8. When POCT is not better in info terms

For completeness, there are regimes where POCT is not an improvement from a strict Shannon/decision standpoint:

  • If the POCT device has meaningfully worse sensitivity/specificity, its mutual information I(D;T_POCT) may be lower than I(D;T_lab).

  • If the POCT environment introduces new noise (poor training, frequent operator error, bad quality control), then conditional on S you may have more residual uncertainty H(D|S,T_POCT) than with lab-based testing.

  • If the clinical situation is not time sensitive and follow-up is robust (e.g., stable outpatient thyroid testing in a highly adherent population), then much of the advantage in terms of erasures, dynamics, and feedback evaporates, and you’re left mainly with cost and logistics.

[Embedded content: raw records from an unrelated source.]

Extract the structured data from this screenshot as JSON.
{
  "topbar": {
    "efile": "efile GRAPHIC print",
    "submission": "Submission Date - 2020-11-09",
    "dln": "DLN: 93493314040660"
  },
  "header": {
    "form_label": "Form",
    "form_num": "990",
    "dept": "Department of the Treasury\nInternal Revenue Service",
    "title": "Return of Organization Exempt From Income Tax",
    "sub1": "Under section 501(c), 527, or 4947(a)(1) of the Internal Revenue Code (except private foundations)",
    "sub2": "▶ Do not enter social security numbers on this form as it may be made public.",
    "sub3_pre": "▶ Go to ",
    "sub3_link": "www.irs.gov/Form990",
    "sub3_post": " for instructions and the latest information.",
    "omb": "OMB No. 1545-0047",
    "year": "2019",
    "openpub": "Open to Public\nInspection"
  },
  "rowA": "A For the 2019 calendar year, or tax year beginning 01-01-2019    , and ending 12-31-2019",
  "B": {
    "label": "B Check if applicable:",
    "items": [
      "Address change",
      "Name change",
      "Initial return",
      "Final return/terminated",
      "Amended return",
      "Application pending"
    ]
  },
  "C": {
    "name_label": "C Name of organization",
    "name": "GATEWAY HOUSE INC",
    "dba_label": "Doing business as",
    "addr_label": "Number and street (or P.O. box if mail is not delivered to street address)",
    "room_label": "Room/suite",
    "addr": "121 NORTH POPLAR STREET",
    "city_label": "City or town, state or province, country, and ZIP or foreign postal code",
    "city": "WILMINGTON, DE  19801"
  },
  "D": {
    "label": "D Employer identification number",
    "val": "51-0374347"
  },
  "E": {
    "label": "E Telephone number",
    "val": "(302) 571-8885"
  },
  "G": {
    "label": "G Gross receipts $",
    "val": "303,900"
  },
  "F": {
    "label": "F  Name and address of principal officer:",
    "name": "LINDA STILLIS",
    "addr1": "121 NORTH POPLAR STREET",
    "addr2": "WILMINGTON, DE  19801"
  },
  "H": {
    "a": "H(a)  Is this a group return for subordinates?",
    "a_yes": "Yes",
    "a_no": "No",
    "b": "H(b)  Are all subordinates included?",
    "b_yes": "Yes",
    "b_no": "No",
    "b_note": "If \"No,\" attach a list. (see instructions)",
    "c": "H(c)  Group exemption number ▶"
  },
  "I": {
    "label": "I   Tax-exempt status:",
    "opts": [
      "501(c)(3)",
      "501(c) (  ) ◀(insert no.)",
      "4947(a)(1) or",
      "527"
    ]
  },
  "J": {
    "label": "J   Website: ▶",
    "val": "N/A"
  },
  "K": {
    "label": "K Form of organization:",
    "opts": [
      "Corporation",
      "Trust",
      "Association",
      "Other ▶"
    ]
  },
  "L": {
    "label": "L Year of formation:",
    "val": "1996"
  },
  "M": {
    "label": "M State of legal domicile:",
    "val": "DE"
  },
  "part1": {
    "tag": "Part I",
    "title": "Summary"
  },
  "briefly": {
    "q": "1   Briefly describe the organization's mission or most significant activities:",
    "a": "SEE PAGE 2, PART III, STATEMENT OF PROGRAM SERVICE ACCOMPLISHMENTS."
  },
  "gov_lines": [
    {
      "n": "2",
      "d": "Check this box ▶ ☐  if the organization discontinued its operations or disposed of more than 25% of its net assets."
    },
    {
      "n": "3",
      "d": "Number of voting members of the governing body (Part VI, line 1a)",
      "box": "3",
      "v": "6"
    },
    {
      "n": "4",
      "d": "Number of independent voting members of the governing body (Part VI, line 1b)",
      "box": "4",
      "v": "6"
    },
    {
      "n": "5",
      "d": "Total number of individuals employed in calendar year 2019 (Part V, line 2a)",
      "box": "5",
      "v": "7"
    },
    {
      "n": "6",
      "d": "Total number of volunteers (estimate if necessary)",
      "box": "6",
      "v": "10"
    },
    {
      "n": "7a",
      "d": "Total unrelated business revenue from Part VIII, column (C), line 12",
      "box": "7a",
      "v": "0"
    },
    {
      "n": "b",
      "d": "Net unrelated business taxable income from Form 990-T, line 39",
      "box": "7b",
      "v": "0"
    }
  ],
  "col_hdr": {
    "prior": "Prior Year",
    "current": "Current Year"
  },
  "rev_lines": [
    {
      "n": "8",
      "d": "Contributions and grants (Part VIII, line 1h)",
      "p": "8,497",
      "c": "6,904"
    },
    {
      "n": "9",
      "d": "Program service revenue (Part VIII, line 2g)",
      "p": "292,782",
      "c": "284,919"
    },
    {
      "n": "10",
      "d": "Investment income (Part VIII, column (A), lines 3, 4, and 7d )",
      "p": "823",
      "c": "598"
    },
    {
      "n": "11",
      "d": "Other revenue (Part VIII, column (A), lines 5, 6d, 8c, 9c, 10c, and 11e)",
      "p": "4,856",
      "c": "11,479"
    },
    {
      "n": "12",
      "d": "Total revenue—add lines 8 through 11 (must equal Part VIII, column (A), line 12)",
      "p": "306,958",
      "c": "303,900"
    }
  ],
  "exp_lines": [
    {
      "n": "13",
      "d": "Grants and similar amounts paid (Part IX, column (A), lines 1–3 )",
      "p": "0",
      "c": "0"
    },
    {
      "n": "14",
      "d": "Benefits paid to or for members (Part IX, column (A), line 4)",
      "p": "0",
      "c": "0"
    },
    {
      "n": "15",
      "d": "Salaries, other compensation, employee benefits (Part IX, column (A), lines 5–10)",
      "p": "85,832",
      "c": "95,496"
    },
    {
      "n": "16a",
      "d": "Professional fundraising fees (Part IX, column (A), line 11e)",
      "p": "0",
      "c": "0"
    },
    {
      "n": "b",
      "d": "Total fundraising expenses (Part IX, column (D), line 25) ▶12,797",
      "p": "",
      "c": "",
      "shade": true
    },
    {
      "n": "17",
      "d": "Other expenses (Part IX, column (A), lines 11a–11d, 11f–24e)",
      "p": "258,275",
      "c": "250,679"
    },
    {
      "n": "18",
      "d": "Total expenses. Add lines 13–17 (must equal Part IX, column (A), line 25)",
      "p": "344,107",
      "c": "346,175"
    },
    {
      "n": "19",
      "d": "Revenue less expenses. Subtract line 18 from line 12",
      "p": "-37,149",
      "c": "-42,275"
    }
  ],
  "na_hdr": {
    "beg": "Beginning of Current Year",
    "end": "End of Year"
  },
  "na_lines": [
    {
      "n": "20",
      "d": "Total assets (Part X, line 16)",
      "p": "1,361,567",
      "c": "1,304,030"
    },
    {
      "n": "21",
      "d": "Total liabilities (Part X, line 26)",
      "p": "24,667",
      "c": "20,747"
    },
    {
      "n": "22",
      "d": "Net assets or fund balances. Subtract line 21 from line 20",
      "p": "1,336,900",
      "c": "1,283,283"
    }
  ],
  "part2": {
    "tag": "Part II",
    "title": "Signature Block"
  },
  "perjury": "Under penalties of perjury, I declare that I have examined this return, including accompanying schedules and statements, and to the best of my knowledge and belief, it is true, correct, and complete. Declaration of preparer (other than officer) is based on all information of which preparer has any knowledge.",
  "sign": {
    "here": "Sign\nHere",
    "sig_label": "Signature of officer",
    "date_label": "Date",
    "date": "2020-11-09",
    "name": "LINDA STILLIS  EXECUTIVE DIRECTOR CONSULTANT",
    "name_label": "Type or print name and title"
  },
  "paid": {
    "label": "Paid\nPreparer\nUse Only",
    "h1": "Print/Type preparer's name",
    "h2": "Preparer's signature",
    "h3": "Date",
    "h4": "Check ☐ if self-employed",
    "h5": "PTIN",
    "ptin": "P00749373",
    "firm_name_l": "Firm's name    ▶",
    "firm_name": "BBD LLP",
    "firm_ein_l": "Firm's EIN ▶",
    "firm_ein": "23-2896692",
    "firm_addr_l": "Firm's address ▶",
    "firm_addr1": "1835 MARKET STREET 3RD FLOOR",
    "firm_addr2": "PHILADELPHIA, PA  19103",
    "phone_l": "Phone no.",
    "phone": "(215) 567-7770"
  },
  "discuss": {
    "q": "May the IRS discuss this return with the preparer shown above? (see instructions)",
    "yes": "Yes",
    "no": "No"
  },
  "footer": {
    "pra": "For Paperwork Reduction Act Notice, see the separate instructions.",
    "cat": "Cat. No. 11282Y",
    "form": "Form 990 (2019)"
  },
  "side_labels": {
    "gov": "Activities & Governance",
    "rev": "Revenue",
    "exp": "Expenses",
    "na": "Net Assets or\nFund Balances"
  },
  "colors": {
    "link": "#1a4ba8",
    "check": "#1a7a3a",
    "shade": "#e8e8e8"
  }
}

So the information-theoretic argument for POCT is strongest where:

  • The disease dynamics are nontrivial over short time scales;

  • Follow-up channels (phone, portal) are unreliable;

  • The initial encounter is a rich information environment that benefits from feedback-driven refinement; and

  • The POCT device’s analytic information content is comparable to the central lab.


9. How you might phrase this for a XYZ-style white paper

If you ever want to operationalize this for your client, the punchlines could be framed roughly as:

  • POCT is not just “faster lab”; it is a higher-value protocol for using lab information. It converts a one-way, delayed message into a live, feedback-driven interaction between patient, physician, and test.

  • That protocol:

    • Increases the effective information yield per encounter via sequential, targeted questioning and testing.

    • Reduces information loss from missed follow-up and patient non-contact (erasure channel).

    • Protects diagnostic signal from cognitive/contextual noise by interpreting results in the full fidelity of the live encounter.

    • Aligns the timing of information with disease dynamics, so the same bits lead to higher expected clinical utility.

    • Improves the fidelity of communication to the patient, raising the mutual information between physician intent and patient behavior.

All of which are much stronger claims than “the result is back before lunch,” and they’re quite defensible in a Shannon-plus-modern-decision-theory frame.